A DEGOLA
Eram tempos de guerra, aquelas primeiras décadas do século XX. Eu contava menos de seis anos, ainda, mas já sentia os inconvenientes das restrições à liberdade que esses eventos impõem. Eu, meus irmãos e irmãs, e nossos amigos não podíamos nos distanciar de nossas casas para além das vistas dos maiores.
Rufino, um rapaz de dezesseis ou dezessete anos, que passava ventando por nossos terreiros, montando em pelo um magnífico bragado, que ele conduzia sem freio e sem rédeas, apenas com ternas palavras e tapinhas no pescoço, era o nosso modelo de liberdade. Descalço, com calças pelo meio das canelas, camisa de único botão e lenço vermelho no pescoço, a atestar sua condição de maragato, Rufino é talvez a definição para uma expressão muito própria dos gaúchos, quando anunciam que já vão partir: "deitar o cabelo".
A disparada velocíssima do bragado, em que seu corpo colava ao dorso do animal, ficando quase na horizontal, deitava bem rente ao crânio seus longos, loiros e lisos cabelos, cujas pontas esvoaçavam, frenéticas, atrás da cabeça, durante a corrida.
Ninguém das redondezas sabia acerca da família daquele moço. E sempre que o interrogavam sobre o assunto, desconversava muito habilmente, deixando todos na mesma. O certo é que passava com frequência por todas as estâncias da região. Vivia de pequenos serviços prestados nessas propriedades, especialmente em atividades de marcação e castração de bezerros, banhos no gado, com carrapaticida, e tosquia de ovelhas. Sozinho, com o auxílio de seu bragado, era capaz de reunir grandes rebanhos para essas atividades.
Esse perfil de Rufino fez-se necessário, para situar o episódio que presenciei, lá nos primeiros anos da minha existência, durante a famosa Revolução de 1923, e que ficou gravado nas minhas retinas e na minha alma, para o resto dos meus dias.
Certa feita, eu, um primo meu e o filho de doze anos de um vizinho logramos burlar a vigilância dos maiores e fomos passear no campo. Atravessamos um capão de mato, para fugir das vistas, e rumamos para a restinga que margeava uma sanga, onde pretendíamos pescar lambaris. De repente, avistamos um grupo de soldados, que se aproximava da restinga conduzindo um prisioneiro. Como ainda não fôramos notados, escondemo-nos atrás de umas macegas e ficamos a observar a cena.
À medida que o grupo aproximou-se, reconhecemos, atônitos, o prisioneiro: nosso herói Rufino!
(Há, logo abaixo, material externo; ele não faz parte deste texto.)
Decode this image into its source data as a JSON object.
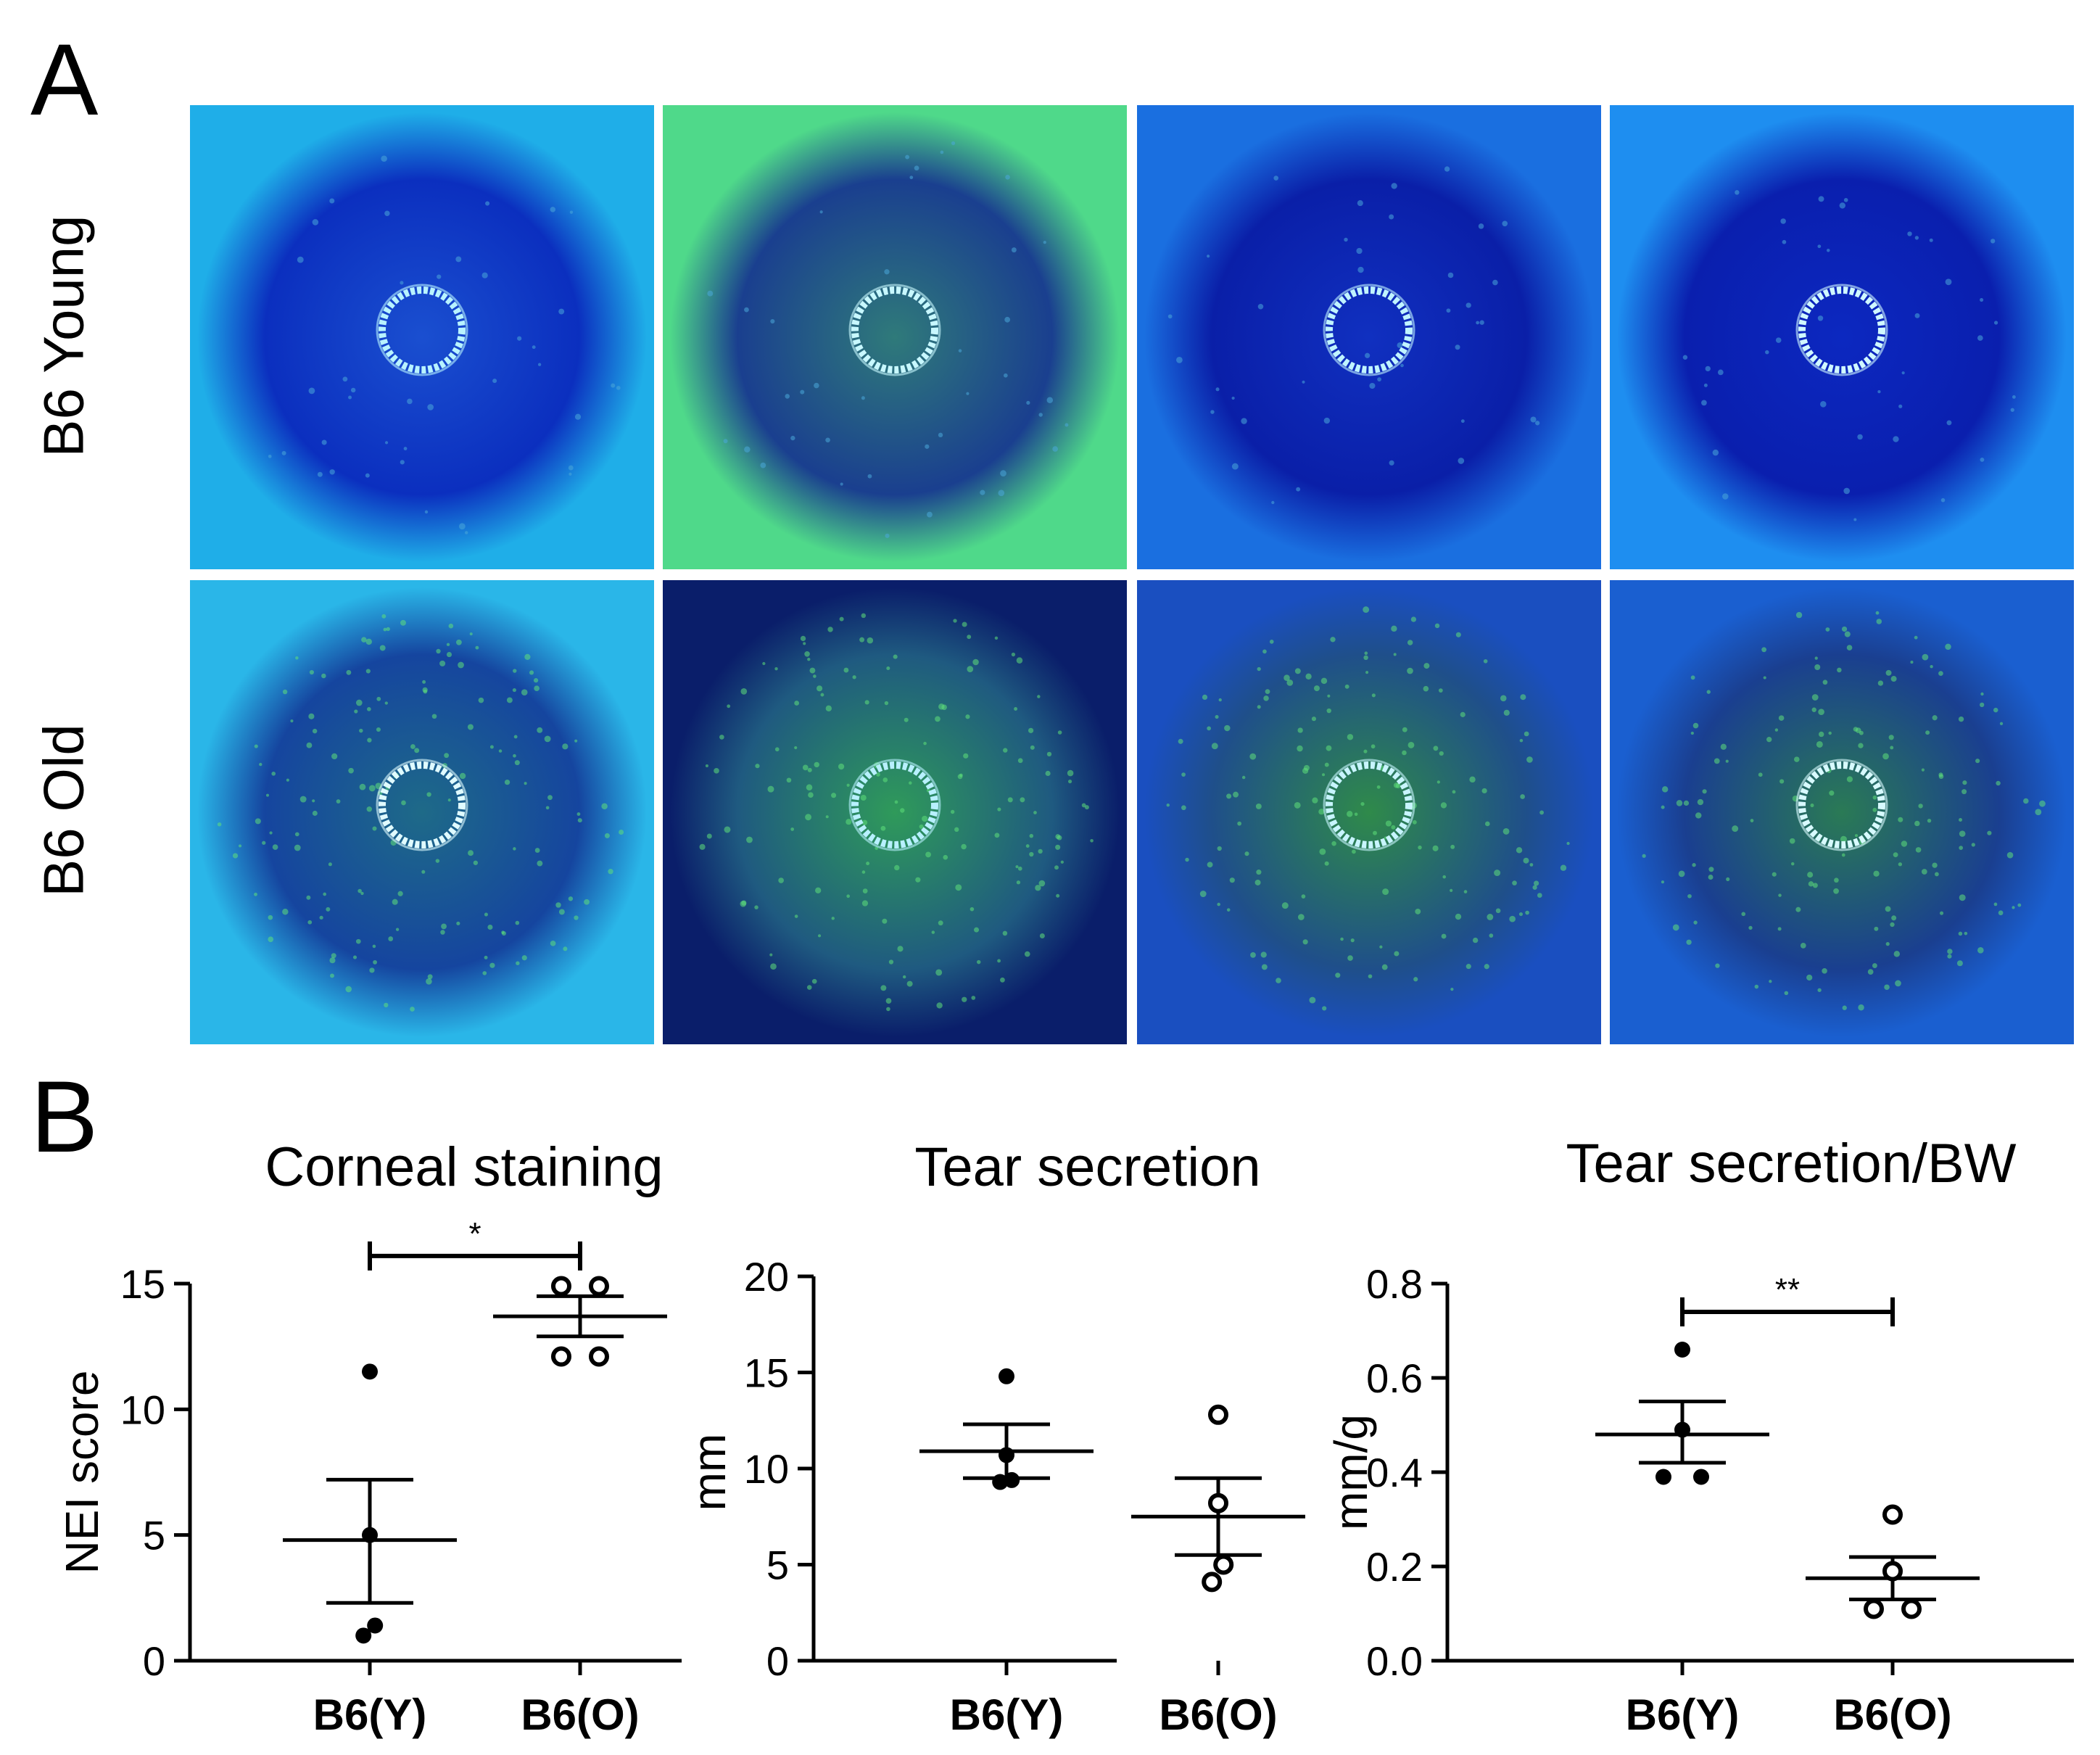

Os ximangos de Borges de Medeiros o haviam agarrado, ele que andava a trabalhar de estafeta para as tropas de Assis Brasil. Vimos que um dos soldados tapava a boca de Rufino com a mão. Este, porém, se debatia muito e, quando conseguia livrar-se daquela mão incômoda, gritava a plenos pulmões: Viva Assis Brasil! Vivam os maragatos!
Os três soldados que o conduziam bateram alternadamente nele. Levaram-no para a restinga, bem junto da sanga, deram-lhe uma pá e o mandaram cavar uma cova. Mas ele recusou-se a cumprir a tarefa. Então os soldados puseram-se ao trabalho. Quando o concluíram, empurraram o prisioneiro para dentro da cova e perguntaram qual era seu último pedido. Ele respondeu que tinha sede. Que lhe dessem água.
Um dos soldados foi até a sanga, encheu o capacete com água e o trouxe para o prisioneiro. Quando este já esticava os lábios para beber, outro soldado desferiu-lhe um golpe de adaga, seccionando-lhe o pescoço e deixando a cabeça presa ao corpo apenas pela pele da nuca. Era o fim do nosso querido herói.
Depois de horas, um pouco refeitos do terror que testemunháramos, fizemos um pacto: nunca esqueceríamos Rufino, nem perdoaríamos os ximangos por sua crueldade. Dali em diante, seríamos para sempre Maragatos. E rematamos, antes de voltarmos para casa e para a surra que certamente nos esperava: Viva Assis Brasil! Viva Rufino! Vivam os maragatos!
NOTA: Este conto faz três homenagens: 1. Ao meu saudoso pai, o menino de seis anos que presenciou este episódio, e que aqui faz o papel de narrador; 2. À minha mãe, que se chamou Rufina; 3. E aos heróis anônimos de todas as guerras, que a história não viu.